According to the Landis and Koch criteria for interpreting degree of agreement, our study demonstrates ‘good’ reproducibility bordering on ‘excellent’ between all outside laboratories and our internal re-reads of bGS with κ= 0.5512 (wκ= 0.624). These values of κ are similar to agreement scores from past studies conducted using the classic Gleason scoring system, indicating that the revised system has not impacted inter-rater reliability. Differences across outside laboratories were observed, with greatest agreement of biopsy grading seen with surgical centres and academic hospitals (κ= 0.59 and 0.56, respectively) and lowest agreement seen among community hospitals (κ= 0.51). Such differences may possibly be explained by differential expertise of pathologists, given that community hospitals are less likely to have dedicated GU pathologists on staff reading all prostate biopsies [22,23].

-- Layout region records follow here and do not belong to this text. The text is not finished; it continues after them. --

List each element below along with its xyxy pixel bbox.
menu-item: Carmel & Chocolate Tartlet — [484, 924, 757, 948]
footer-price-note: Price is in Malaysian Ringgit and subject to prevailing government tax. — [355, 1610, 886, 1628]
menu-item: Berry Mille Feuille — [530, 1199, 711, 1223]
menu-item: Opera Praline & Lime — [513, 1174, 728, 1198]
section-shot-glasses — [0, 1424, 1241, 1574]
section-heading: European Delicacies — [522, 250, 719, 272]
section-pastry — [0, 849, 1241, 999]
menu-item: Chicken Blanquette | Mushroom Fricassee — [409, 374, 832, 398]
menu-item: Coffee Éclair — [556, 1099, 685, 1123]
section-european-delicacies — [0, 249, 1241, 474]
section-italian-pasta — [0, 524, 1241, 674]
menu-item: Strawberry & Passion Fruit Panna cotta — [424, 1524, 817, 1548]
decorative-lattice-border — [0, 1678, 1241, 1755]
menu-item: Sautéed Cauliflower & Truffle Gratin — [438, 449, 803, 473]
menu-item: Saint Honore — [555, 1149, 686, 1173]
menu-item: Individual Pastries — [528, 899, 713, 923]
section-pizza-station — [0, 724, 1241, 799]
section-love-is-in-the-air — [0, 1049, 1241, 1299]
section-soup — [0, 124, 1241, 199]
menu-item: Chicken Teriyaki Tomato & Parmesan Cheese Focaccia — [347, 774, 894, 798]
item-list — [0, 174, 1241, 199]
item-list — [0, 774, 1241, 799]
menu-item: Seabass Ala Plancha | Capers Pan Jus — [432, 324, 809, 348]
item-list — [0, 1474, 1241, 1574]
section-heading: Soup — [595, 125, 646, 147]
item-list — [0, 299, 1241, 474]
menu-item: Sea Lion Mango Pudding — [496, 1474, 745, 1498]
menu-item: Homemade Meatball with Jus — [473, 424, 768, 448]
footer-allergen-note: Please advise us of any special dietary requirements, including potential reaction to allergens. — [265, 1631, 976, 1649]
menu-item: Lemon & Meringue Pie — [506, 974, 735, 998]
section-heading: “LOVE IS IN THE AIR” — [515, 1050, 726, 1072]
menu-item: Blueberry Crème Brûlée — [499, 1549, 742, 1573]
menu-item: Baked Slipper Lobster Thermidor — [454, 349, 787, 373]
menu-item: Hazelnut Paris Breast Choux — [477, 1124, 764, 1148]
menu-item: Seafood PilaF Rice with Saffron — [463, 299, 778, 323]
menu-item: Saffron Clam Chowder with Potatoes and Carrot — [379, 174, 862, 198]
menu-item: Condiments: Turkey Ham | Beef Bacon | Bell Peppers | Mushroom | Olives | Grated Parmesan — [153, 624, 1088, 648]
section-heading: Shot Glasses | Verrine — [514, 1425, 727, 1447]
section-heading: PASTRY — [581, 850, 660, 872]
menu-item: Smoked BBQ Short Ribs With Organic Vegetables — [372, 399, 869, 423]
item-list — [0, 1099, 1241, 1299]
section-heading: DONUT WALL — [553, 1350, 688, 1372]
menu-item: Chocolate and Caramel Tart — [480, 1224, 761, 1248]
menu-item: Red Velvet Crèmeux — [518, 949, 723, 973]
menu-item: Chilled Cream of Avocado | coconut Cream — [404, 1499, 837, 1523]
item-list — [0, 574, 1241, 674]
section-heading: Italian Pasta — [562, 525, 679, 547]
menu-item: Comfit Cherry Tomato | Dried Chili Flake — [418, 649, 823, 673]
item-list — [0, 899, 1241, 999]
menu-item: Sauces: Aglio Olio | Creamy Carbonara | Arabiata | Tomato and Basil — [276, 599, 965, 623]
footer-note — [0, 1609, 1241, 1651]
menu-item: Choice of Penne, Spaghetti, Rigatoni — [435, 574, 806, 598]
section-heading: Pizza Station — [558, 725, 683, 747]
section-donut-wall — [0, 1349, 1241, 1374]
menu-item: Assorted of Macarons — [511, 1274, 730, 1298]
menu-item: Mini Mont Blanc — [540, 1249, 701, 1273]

To better understand the accuracy of biopsy evaluations in predicting true underlying morphology, we compared the highest bGS from a given patient with the pGS. As expected, internal re-evaluation of prostate biopsy correlated better with final surgical pathology (κ= 0.39) than did the original read from all outside laboratories (κ= 0.30). It must be noted that the same team of pathologists read both the internal re-reads and the final surgical pathology, possibly contributing to increased accuracy as a result of improved intra-rater reliability. Of the outside laboratories, surgical centres demonstrated the highest accuracy at predicting pGS using biopsy (κ= 0.49), probably driven by the greater number of biopsy specimens per patient (12.3) and the resulting improved likelihood of detecting true pathology .
Re-evaluation of external biopsies resulted in revisions of the Gleason score in 34% of specimens, with upgrades occurring twice as often as downgrades. When a revision to the original bGS was made on re-evaluation, the agreement with pGS was improved from κ=−0.04 to 0.29. When internal pathological re-read resulted in no change to the original bGS, agreement with pGS was ‘good’ (κ= 0.40). Such findings suggest a potential benefit to re-evaluation of biopsy scores, especially in borderline cases in which the clinical plan is ambiguous. Given that studies have shown a prognostic difference between seemingly small differences in Gleason score (i.e. 3 + 4 vs 4 + 3) [29,30], even small variations in agreement can influence the clinical management of patients.
An important critique of our study design is its retrospective nature. Conditions were not established to systematically control for variables, which could account for variability, including the expertise and experience of participating pathologists as well as the total number of outside pathologists included in the analysis. In addition, only positive needle core biopsies were included in the study for pathological re-evaluation and no follow-up data on patients’ outcomes were included in the analysis. It would have been valuable to re-evaluate previously read negative cores in our analysis. Unfortunately, these data were not available. Although such decisions impact the accuracy and variability of the results obtained, they appropriately reflect the clinical environment in which biopsy re-evaluation currently occurs both at our institution as well as at many other institutions in the United States.